Netanyahu's Likud party to vote against Palestinian state on Tuesday

The party has long opposed the creation of a Palestinian state, and will solidify this position yet again on Tuesday.

Prime Minister Benjamin Netanyahu at a Likud convening, January 25, 2015 (photo credit: MARC ISRAEL SELLEM/THE JERUSALEM POST)
Prime Minister Benjamin Netanyahu at a Likud convening, January 25, 2015
(photo credit: MARC ISRAEL SELLEM/THE JERUSALEM POST)
Prime Minister Benjamin Netanyahu's Likud Party opposes the creation of a Palestinian state and must consider alternatives to the two-state solution, according to a proposal set to pass Tuesday in a meeting of the Likud's ideological bureau in Ariel.
Netanyahu helped lead efforts initiated by a group of Likud activists to pass a proposal opposing a Palestinian state in the Likud central committee in May 2002. That proposal was opposed by then-prime minister and Likud leader Ariel Sharon and paved the way for his departure from the party.
As prime minister in June 2009, Netanyahu endorsed the two-state solution in a speech at Bar-Ilan University.

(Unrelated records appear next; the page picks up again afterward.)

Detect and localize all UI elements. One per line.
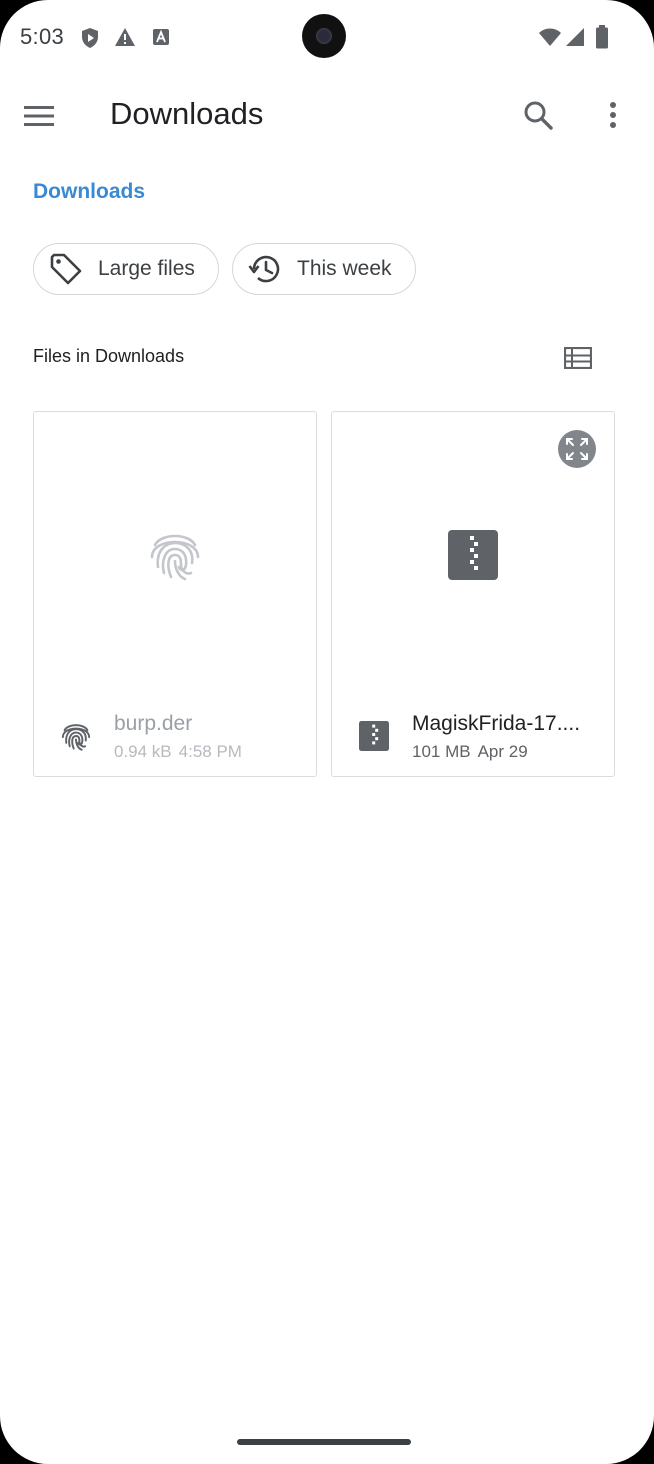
chip-this-week[interactable]: This week <box>232 243 416 295</box>
file-date: 4:58 PM <box>178 742 242 761</box>
cell-signal-icon <box>565 27 585 52</box>
page-title: Downloads <box>110 96 264 131</box>
app-bar: Downloads <box>0 78 654 154</box>
search-icon[interactable] <box>512 89 564 141</box>
chip-label: This week <box>297 257 392 280</box>
font-a-icon <box>152 28 170 51</box>
breadcrumb[interactable]: Downloads <box>33 180 145 204</box>
shield-play-icon <box>80 27 100 54</box>
zip-archive-icon <box>356 718 392 754</box>
gesture-nav-bar[interactable] <box>237 1439 411 1445</box>
status-bar: 5:03 <box>0 0 654 74</box>
zip-archive-icon <box>448 529 498 580</box>
file-meta: 0.94 kB 4:58 PM <box>114 742 242 762</box>
file-name: MagiskFrida-17.... <box>412 712 581 735</box>
chip-large-files[interactable]: Large files <box>33 243 219 295</box>
battery-icon <box>595 25 609 54</box>
more-vert-icon[interactable] <box>587 89 639 141</box>
file-thumbnail <box>332 412 614 697</box>
file-size: 0.94 kB <box>114 742 172 761</box>
fingerprint-icon <box>150 534 200 580</box>
file-card-magiskfrida[interactable]: MagiskFrida-17.... 101 MB Apr 29 <box>331 411 615 777</box>
file-meta: 101 MB Apr 29 <box>412 742 528 762</box>
history-icon <box>248 255 280 283</box>
file-thumbnail <box>34 412 316 697</box>
file-name: burp.der <box>114 712 193 735</box>
list-view-icon[interactable] <box>552 332 604 384</box>
chip-label: Large files <box>98 257 195 280</box>
wifi-icon <box>538 27 562 52</box>
phone-screen: 5:03 Downloads Downloads Large files Thi… <box>0 0 654 1464</box>
status-time: 5:03 <box>20 24 65 49</box>
section-title: Files in Downloads <box>33 346 185 366</box>
hamburger-menu-icon[interactable] <box>13 90 65 142</box>
file-card-burp-der[interactable]: burp.der 0.94 kB 4:58 PM <box>33 411 317 777</box>
tag-icon <box>50 253 82 285</box>
fingerprint-icon <box>58 718 94 754</box>
file-date: Apr 29 <box>477 742 528 761</box>
warning-icon <box>114 27 136 52</box>
file-size: 101 MB <box>412 742 471 761</box>
front-camera <box>302 14 346 58</box>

His associates have tried to delay and prevent Tuesday's vote, which could embarrass the prime minister at a sensitive time in international relations.

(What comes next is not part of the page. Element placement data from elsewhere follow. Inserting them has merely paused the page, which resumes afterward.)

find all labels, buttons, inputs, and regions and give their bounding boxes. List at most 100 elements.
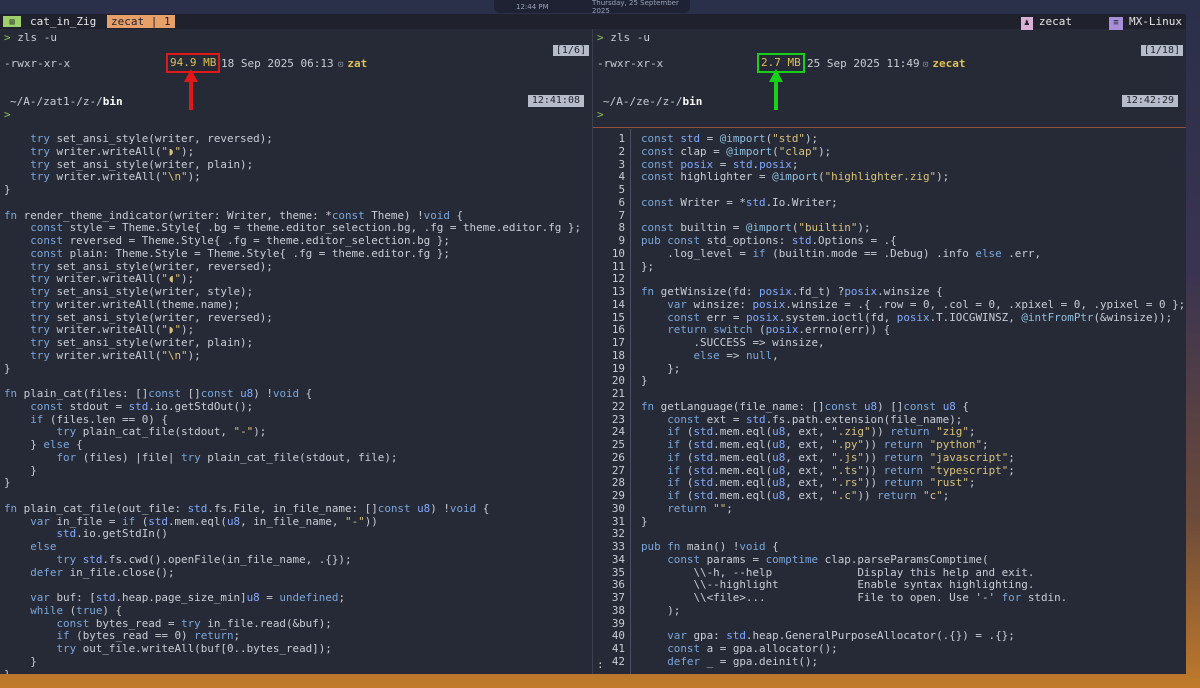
prompt-time: 12:41:08 <box>527 95 584 107</box>
code-line: if (std.mem.eql(u8, ext, ".ts")) return … <box>667 463 1015 477</box>
line-number: 23 <box>611 412 625 426</box>
code-line: .SUCCESS => winsize, <box>693 336 825 349</box>
code-line: \\<file>... File to open. Use '-' for st… <box>641 591 1068 604</box>
line-number: 17 <box>611 336 625 349</box>
line-number: 25 <box>611 438 625 451</box>
code-line: \\--highlight Enable syntax highlighting… <box>693 578 1035 592</box>
red-arrow-shaft <box>189 80 193 110</box>
code-line: \\-h, --help Display this help and exit. <box>693 565 1035 579</box>
code-line: fn plain_cat_file(out_file: std.fs.File,… <box>4 501 490 515</box>
code-line: if (std.mem.eql(u8, ext, ".rs")) return … <box>667 476 976 490</box>
line-number: 36 <box>611 578 625 592</box>
code-line: } <box>30 463 37 477</box>
code-line: var winsize: posix.winsize = .{ .row = 0… <box>667 297 1186 311</box>
code-line: const Writer = *std.Io.Writer; <box>641 195 838 209</box>
cwd-last: bin <box>102 95 123 108</box>
user-indicator: ♟ zecat <box>1020 15 1072 30</box>
tab-title[interactable]: cat_in_Zig <box>30 14 96 29</box>
code-line: } <box>4 361 11 375</box>
code-line: const params = comptime clap.parseParams… <box>667 552 989 566</box>
command-line: > zls -u <box>4 31 57 44</box>
code-line: const a = gpa.allocator(); <box>667 642 838 655</box>
code-line: } <box>641 514 648 528</box>
line-number: 5 <box>618 183 625 196</box>
line-number: 27 <box>611 463 625 477</box>
code-line: const posix = std.posix; <box>641 157 799 171</box>
green-arrow-icon <box>769 69 783 82</box>
cwd-last: bin <box>682 95 703 108</box>
code-line: } <box>4 183 11 196</box>
result-counter: [1/18] <box>1140 45 1183 56</box>
line-number: 12 <box>611 272 625 286</box>
line-number: 16 <box>611 323 625 337</box>
line-number: 39 <box>611 616 625 630</box>
command-text: zls -u <box>610 31 650 44</box>
prompt-char: > <box>597 31 604 44</box>
code-line: if (std.mem.eql(u8, ext, ".py")) return … <box>667 438 989 451</box>
code-line: } <box>4 476 11 490</box>
code-line: const clap = @import("clap"); <box>641 144 832 158</box>
line-number: 24 <box>611 425 625 439</box>
prompt-char-2: > <box>597 108 604 121</box>
code-line: defer _ = gpa.deinit(); <box>667 654 819 668</box>
line-number: 41 <box>611 642 625 655</box>
code-line: if (std.mem.eql(u8, ext, ".js")) return … <box>667 450 1015 464</box>
code-line: const style = Theme.Style{ .bg = theme.e… <box>30 221 582 235</box>
code-line: while (true) { <box>30 603 123 617</box>
code-line: fn getLanguage(file_name: []const u8) []… <box>641 399 969 413</box>
line-number: 13 <box>611 285 625 298</box>
code-line: try writer.writeAll("◗"); <box>30 144 195 158</box>
code-line: const stdout = std.io.getStdOut(); <box>30 399 254 413</box>
code-line: } else { <box>4 438 83 451</box>
cwd-path: ~/A-/ze-/z-/bin <box>603 95 702 108</box>
code-line: try std.fs.cwd().openFile(in_file_name, … <box>56 552 352 566</box>
code-line: try writer.writeAll("\n"); <box>30 348 201 362</box>
result-counter: [1/6] <box>552 45 589 56</box>
code-line: try plain_cat_file(stdout, "-"); <box>56 425 267 439</box>
code-line: try set_ansi_style(writer, plain); <box>30 336 254 349</box>
line-number: 31 <box>611 514 625 528</box>
file-entry[interactable]: ⊡ zecat <box>923 57 966 72</box>
code-line: }; <box>667 361 681 375</box>
code-line: for (files) |file| try plain_cat_file(st… <box>56 450 398 464</box>
line-number: 14 <box>611 297 625 311</box>
code-line: var buf: [std.heap.page_size_min]u8 = un… <box>30 591 345 604</box>
code-line: const reversed = Theme.Style{ .fg = them… <box>30 234 450 247</box>
line-number: 34 <box>611 552 625 566</box>
command-line: > zls -u <box>597 31 650 44</box>
cwd-prefix: ~/A-/zat1-/z-/ <box>10 95 103 108</box>
line-number: 2 <box>618 144 625 158</box>
code-line: } <box>4 667 11 674</box>
code-line: const err = posix.system.ioctl(fd, posix… <box>667 310 1173 324</box>
code-line: pub fn main() !void { <box>641 540 779 553</box>
line-number: 42 <box>611 654 625 668</box>
code-line: const ext = std.fs.path.extension(file_n… <box>667 412 963 426</box>
code-line: .log_level = if (builtin.mode == .Debug)… <box>641 246 1041 260</box>
line-number: 3 <box>618 157 625 171</box>
code-line: fn plain_cat(files: []const []const u8) … <box>4 387 313 400</box>
file-size: 94.9 MB <box>170 56 217 69</box>
code-line: try set_ansi_style(writer, reversed); <box>30 310 273 324</box>
file-entry[interactable]: ⊡ zat <box>338 57 367 72</box>
prompt-char: > <box>4 31 11 44</box>
pager-status[interactable]: : <box>597 658 604 671</box>
line-number: 32 <box>611 527 625 541</box>
red-arrow-icon <box>184 69 198 82</box>
code-line: if (files.len == 0) { <box>30 412 168 426</box>
line-number: 22 <box>611 399 625 413</box>
clock[interactable]: 12:44 PM <box>516 3 549 11</box>
code-view-right: const std = @import("std"); const clap =… <box>641 132 1186 669</box>
terminal-window[interactable]: ▤ cat_in_Zig zecat | 1 ♟ zecat ≡ MX-Linux … <box>0 14 1186 674</box>
code-line: } <box>30 654 37 668</box>
right-pane[interactable]: > zls -u [1/18] -rwxr-xr-x 2.7 MB 25 Sep… <box>593 29 1186 674</box>
line-number: 7 <box>618 208 625 222</box>
code-line: std.io.getStdIn() <box>56 527 168 541</box>
file-name: zecat <box>932 57 966 70</box>
line-number: 28 <box>611 476 625 490</box>
file-date: 18 Sep 2025 06:13 <box>221 57 334 70</box>
left-pane[interactable]: > zls -u [1/6] -rwxr-xr-x 94.9 MB 18 Sep… <box>0 29 592 674</box>
tab-bar: ▤ cat_in_Zig zecat | 1 ♟ zecat ≡ MX-Linux <box>0 14 1186 30</box>
session-tab[interactable]: zecat | 1 <box>107 15 175 28</box>
code-line: const std = @import("std"); <box>641 132 819 145</box>
line-number: 26 <box>611 450 625 464</box>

But Mateh Binyamin Regional Council Likud branch head Shevah Stern, who chairs the party's Nationalist Forum, said that following the murder of Yosef, Chaya, and Elad Solomon, this is the ultimate time to reinforce the proposal he initiated 15 years ago.

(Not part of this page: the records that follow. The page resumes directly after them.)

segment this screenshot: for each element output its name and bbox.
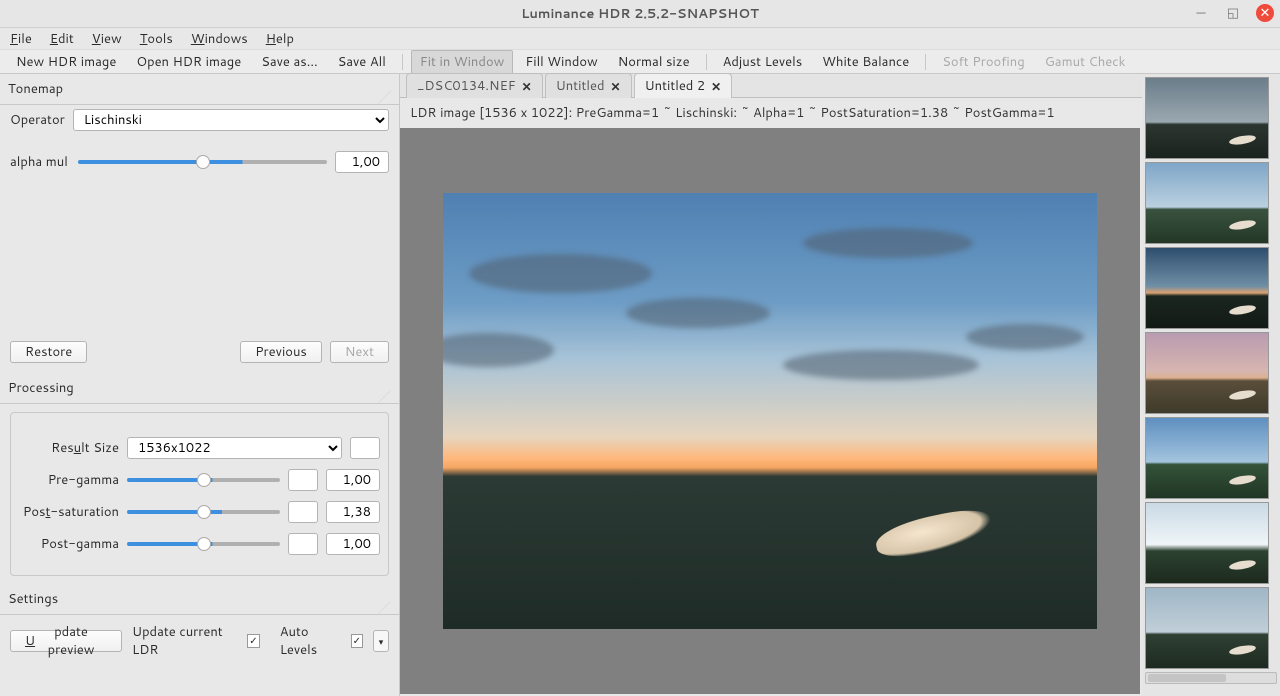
menu-tools[interactable]: Tools bbox=[140, 30, 173, 48]
tool-gamut-check: Gamut Check bbox=[1037, 51, 1134, 73]
processing-group: Result Size 1536x1022 Pre-gamma Post-sat… bbox=[10, 412, 389, 576]
menu-file[interactable]: File bbox=[10, 30, 32, 48]
result-size-select[interactable]: 1536x1022 bbox=[127, 437, 342, 459]
window-title: Luminance HDR 2.5.2-SNAPSHOT bbox=[521, 5, 759, 23]
operator-label: Operator bbox=[10, 111, 65, 129]
image-info: LDR image [1536 x 1022]: PreGamma=1 ~ Li… bbox=[400, 98, 1142, 128]
close-icon[interactable]: ✕ bbox=[611, 78, 621, 95]
processing-header: Processing bbox=[0, 373, 399, 404]
tool-adjust-levels[interactable]: Adjust Levels bbox=[715, 51, 811, 73]
tool-normal-size[interactable]: Normal size bbox=[610, 51, 698, 73]
thumbnail[interactable] bbox=[1145, 502, 1269, 584]
thumbnail[interactable] bbox=[1145, 162, 1269, 244]
menu-help[interactable]: Help bbox=[266, 30, 294, 48]
thumbnail[interactable] bbox=[1145, 247, 1269, 329]
postsat-input[interactable] bbox=[326, 501, 380, 523]
close-icon[interactable]: ✕ bbox=[1256, 4, 1274, 22]
tab-dsc0134[interactable]: _DSC0134.NEF ✕ bbox=[406, 73, 543, 98]
previous-button[interactable]: Previous bbox=[240, 341, 322, 363]
tab-untitled-2[interactable]: Untitled 2 ✕ bbox=[634, 73, 733, 98]
menu-view[interactable]: View bbox=[92, 30, 122, 48]
side-panel: Tonemap Operator Lischinski alpha mul Re… bbox=[0, 74, 400, 696]
tool-new-hdr[interactable]: New HDR image bbox=[8, 51, 124, 73]
tool-open-hdr[interactable]: Open HDR image bbox=[128, 51, 249, 73]
thumb-scrollbar[interactable] bbox=[1145, 672, 1277, 684]
tab-label: Untitled bbox=[556, 77, 605, 95]
close-icon[interactable]: ✕ bbox=[711, 78, 721, 95]
auto-levels-label: Auto Levels bbox=[280, 623, 341, 659]
tool-white-balance[interactable]: White Balance bbox=[814, 51, 917, 73]
pregamma-label: Pre-gamma bbox=[19, 471, 119, 489]
postgamma-label: Post-gamma bbox=[19, 535, 119, 553]
tab-label: Untitled 2 bbox=[645, 77, 706, 95]
document-tabs: _DSC0134.NEF ✕ Untitled ✕ Untitled 2 ✕ bbox=[400, 74, 1142, 98]
minimize-icon[interactable]: ─ bbox=[1192, 4, 1210, 22]
menu-bar: File Edit View Tools Windows Help bbox=[0, 28, 1280, 50]
pregamma-reset[interactable] bbox=[288, 469, 318, 491]
tool-fit-window[interactable]: Fit in Window bbox=[411, 50, 514, 74]
toolbar-separator bbox=[402, 54, 403, 70]
menu-windows[interactable]: Windows bbox=[191, 30, 248, 48]
canvas[interactable] bbox=[400, 128, 1140, 694]
close-icon[interactable]: ✕ bbox=[522, 78, 532, 95]
result-size-button[interactable] bbox=[350, 437, 380, 459]
settings-header: Settings bbox=[0, 584, 399, 615]
title-bar: Luminance HDR 2.5.2-SNAPSHOT ─ ◱ ✕ bbox=[0, 0, 1280, 28]
tonemap-header: Tonemap bbox=[0, 74, 399, 105]
postgamma-slider[interactable] bbox=[127, 542, 280, 546]
pregamma-slider[interactable] bbox=[127, 478, 280, 482]
result-size-label: Result Size bbox=[19, 439, 119, 457]
tool-save-all[interactable]: Save All bbox=[330, 51, 394, 73]
thumbnail[interactable] bbox=[1145, 587, 1269, 669]
thumbnail[interactable] bbox=[1145, 77, 1269, 159]
tab-label: _DSC0134.NEF bbox=[417, 77, 516, 95]
thumbnail[interactable] bbox=[1145, 417, 1269, 499]
toolbar: New HDR image Open HDR image Save as... … bbox=[0, 50, 1280, 74]
thumbnail[interactable] bbox=[1145, 332, 1269, 414]
update-ldr-label: Update current LDR bbox=[132, 623, 237, 659]
maximize-icon[interactable]: ◱ bbox=[1224, 4, 1242, 22]
main-area: _DSC0134.NEF ✕ Untitled ✕ Untitled 2 ✕ L… bbox=[400, 74, 1142, 696]
restore-button[interactable]: Restore bbox=[10, 341, 87, 363]
toolbar-separator bbox=[925, 54, 926, 70]
preview-image bbox=[443, 193, 1097, 629]
auto-levels-checkbox[interactable]: ✓ bbox=[351, 634, 363, 648]
tool-fill-window[interactable]: Fill Window bbox=[517, 51, 605, 73]
postsat-label: Post-saturation bbox=[19, 503, 119, 521]
auto-levels-menu[interactable]: ▾ bbox=[373, 630, 389, 652]
tool-save-as[interactable]: Save as... bbox=[253, 51, 325, 73]
postsat-reset[interactable] bbox=[288, 501, 318, 523]
menu-edit[interactable]: Edit bbox=[50, 30, 74, 48]
postgamma-reset[interactable] bbox=[288, 533, 318, 555]
tab-untitled[interactable]: Untitled ✕ bbox=[545, 73, 632, 98]
alpha-label: alpha mul bbox=[10, 153, 70, 171]
alpha-slider[interactable] bbox=[78, 160, 327, 164]
toolbar-separator bbox=[706, 54, 707, 70]
pregamma-input[interactable] bbox=[326, 469, 380, 491]
next-button: Next bbox=[330, 341, 389, 363]
postsat-slider[interactable] bbox=[127, 510, 280, 514]
update-ldr-checkbox[interactable]: ✓ bbox=[247, 634, 259, 648]
thumbnail-panel bbox=[1142, 74, 1280, 696]
operator-select[interactable]: Lischinski bbox=[73, 109, 389, 131]
update-preview-button[interactable]: Update preview bbox=[10, 630, 122, 652]
postgamma-input[interactable] bbox=[326, 533, 380, 555]
alpha-input[interactable] bbox=[335, 151, 389, 173]
tool-soft-proofing: Soft Proofing bbox=[934, 51, 1032, 73]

"I am not making problems for the prime minister," Stern said. "We are not acting against the prime minister but we do want to have an influence on him and other ministers to follow the path of Likud, which is against a Palestinian state."
Getting the ideological bureau to schedule Tuesday's vote took Stern more than a year. He had to draft the support of a fifth of the bureau's members to initiate the meeting and put it on the agenda, and then he used legal means to prevent delaying the vote.
The proposal also would make the party officially oppose a Saudi peace plan that calls for unlimited Palestinian refugees to enter Israel and a now-defunct French diplomatic proposal that was championed by the previous administration of Francois Holland.
It would also require Netanyahu to start preparing for the possibility of the collapse of the Palestinian Authority, an issue that has been championed by the head of the ideological bureau, Environmental Protection Minister Ze'ev Elkin.
Stern and his allies in the Nationalist Forum also intend to pass proposals calling for unlimited construction in Judea and Samaria and annexing their Jewish communities at a Likud central committee meeting that is expected to take place in September.
Netanyahu has been trying to stall and prevent those votes as well, telling a conference organized by the right-wing newspaper Makor Rishon on July 4 that he is on the Right, and he does not need anyone to strengthen him from the Right.
"If he's on the Right, then that's terrific," Stern said. "Being on the Right means annexing the land. We don't need to do just what he wants, The party has institutions, and they make decisions, too. He does not rule alone. He's not a dictator."